Lesson 13: 간단한 시각화 vs 고차원 시각화

Author

최규빈

Published

July 26, 2023

강의영상

imports

import numpy as np
import pandas as pd
import matplotlib.pyplot as plt
import seaborn as sns
from plotnine import *

간단한 시각화: matplotlib

import numpy as np
import matplotlib.pyplot as plt

line plot

기본플랏

- 예시1

x=[1,2,3,4]
y=[1,2,4,3]

plt.plot(x,y)

모양변경

- 예시1

plt.plot(x,y,'--')

- 예시2

plt.plot(x,y,':')

- 예시3

plt.plot(x,y,'-.')

색상변경

- 예시1

plt.plot(x,y,'r')

- 예시2

plt.plot(x,y,'k')

모양 + 색상변경

- 예시1

plt.plot(x,y,'--r')

- 예시2: 순서변경 가능

plt.plot(x,y,'r--')

원리? (\(\star\))

- r--등의 옵션은 Markers + Line Styles + Colors 의 조합으로 표현가능

ref: https://matplotlib.org/stable/api/_as_gen/matplotlib.pyplot.plot.html

--r: 점선(dashed)스타일 + 빨간색
r--: 빨간색 + 점선(dashed)스타일
:k: 점선(dotted)스타일 + 검은색
k:: 검은색 + 점선(dotted)스타일

- 우선 Marker를 무시하면 Line Styles + Color로 표현가능한 조합은 \(4\times 8=32\) 개

(Line Styles) 모두 4개

character	description
‘-’	solid line style
‘–’	dashed line style
‘-.’	dash-dot line style
‘:’	dotted line style

(Color) 모두 8개

character	color
‘b’	blue
‘g’	green
‘r’	red
‘c’	cyan
‘m’	magenta
‘y’	yellow
‘k’	black
‘w’	white

scatter plot

기본플랏

- 예시1

plt.plot(x,y,'o')

- 예시2

plt.plot(x,y,'.')

- 예시3

plt.plot(x,y,'x')

색깔변경

- 예시1

plt.plot(x,y,'or')

- 예시2

plt.plot(x,y,'db')

- 예시3

plt.plot(x,y,'bx')

dot-connected plot

- 예시1: 마커와 라인스타일을 동시에 사용하면 dot-connected plot이 된다.

plt.plot(x,y,'o-')

- 예시2: 당연히 색도 적용가능함

plt.plot(x,y,'o--r')

- 예시3: 서로 순서를 바꿔도 상관없다.

plt.plot(x,y,'ro--')

겹쳐그리기

- 예시1

x = np.arange(-5,5,0.1)
eps = np.random.randn(100) 
y = 2*x + eps

plt.plot(x,y,'.')
plt.plot(x,2*x,'--')

고차원 시각화

애드워드 터프티

- 데이터 시각화계의 거장

- 터프티의 이론중 백미: 엄격한 미니멀리즘

최소한의 잉크로 많은 정보를 전달할 수 있다면 그것이 바로 좋은 그래프이다.
작은 지면 내에서 잉크를 최대한 적게 써서 짧은 시간 안에 많은 영감을 주어야 한다.
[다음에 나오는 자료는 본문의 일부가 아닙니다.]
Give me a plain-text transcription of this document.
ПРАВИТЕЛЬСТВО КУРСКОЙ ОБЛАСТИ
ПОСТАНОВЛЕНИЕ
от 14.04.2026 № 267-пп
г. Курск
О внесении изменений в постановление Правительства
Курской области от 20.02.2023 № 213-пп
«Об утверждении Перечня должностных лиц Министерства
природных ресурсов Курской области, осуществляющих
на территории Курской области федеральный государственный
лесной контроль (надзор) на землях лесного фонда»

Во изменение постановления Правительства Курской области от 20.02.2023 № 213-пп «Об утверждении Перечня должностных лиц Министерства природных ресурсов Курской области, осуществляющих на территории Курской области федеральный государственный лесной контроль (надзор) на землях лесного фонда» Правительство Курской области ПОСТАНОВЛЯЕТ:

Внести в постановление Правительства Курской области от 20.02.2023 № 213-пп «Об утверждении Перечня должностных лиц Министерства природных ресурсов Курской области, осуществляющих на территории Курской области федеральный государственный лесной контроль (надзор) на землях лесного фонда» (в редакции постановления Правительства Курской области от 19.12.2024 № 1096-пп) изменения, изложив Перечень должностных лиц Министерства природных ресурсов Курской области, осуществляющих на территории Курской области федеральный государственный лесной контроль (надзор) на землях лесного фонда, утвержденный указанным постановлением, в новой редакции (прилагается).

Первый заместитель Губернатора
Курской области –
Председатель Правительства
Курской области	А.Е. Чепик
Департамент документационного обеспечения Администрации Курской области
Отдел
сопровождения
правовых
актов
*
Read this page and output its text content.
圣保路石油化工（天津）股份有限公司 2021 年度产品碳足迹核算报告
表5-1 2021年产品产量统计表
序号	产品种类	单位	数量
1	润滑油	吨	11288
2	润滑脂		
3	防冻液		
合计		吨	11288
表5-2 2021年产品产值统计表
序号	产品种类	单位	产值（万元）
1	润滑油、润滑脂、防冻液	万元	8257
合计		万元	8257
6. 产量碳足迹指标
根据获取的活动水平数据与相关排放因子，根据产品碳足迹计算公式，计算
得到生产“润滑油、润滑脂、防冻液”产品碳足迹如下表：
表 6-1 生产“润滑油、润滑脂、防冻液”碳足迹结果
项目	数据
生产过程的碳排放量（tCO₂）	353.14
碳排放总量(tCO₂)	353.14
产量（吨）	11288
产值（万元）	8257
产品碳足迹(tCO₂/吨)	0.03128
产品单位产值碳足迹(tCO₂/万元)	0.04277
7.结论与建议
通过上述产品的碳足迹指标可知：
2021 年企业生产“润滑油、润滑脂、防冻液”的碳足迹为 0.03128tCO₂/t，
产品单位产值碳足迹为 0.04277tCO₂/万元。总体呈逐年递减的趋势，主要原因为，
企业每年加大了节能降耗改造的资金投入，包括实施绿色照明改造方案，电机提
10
- 데이터-잉크비: 데이터를 표현하는데 들아가는 잉크의 양 / 그래픽을 인쇄하는데 들어가는 잉크의 총량

- 차트정크 (나이젤홈즈의 그래프)

그림1: <타임>에 수록된 나이젤홈즈의 작품

“Lurking behind chartjunk is contempt both for information and for the audience. Chartjunk promoters imagine that numbers and details are boring, dull, and tedious, requiring ornament to enliven. Cosmetic decoration, which frequently distorts the data, will never salvage an underlying lack of content. If the numbers are boring, then you’ve got the wrong numbers (…) Worse is contempt for our audience, designing as if readers were obtuse and uncaring. In fact, consumers of graphics are often more intelligent about the information at hand than those who fabricate the data decoration (…) The operating moral premise of information design should be that our readers are alert and caring; they may be busy, eager to get on with it, but they are not stupid.”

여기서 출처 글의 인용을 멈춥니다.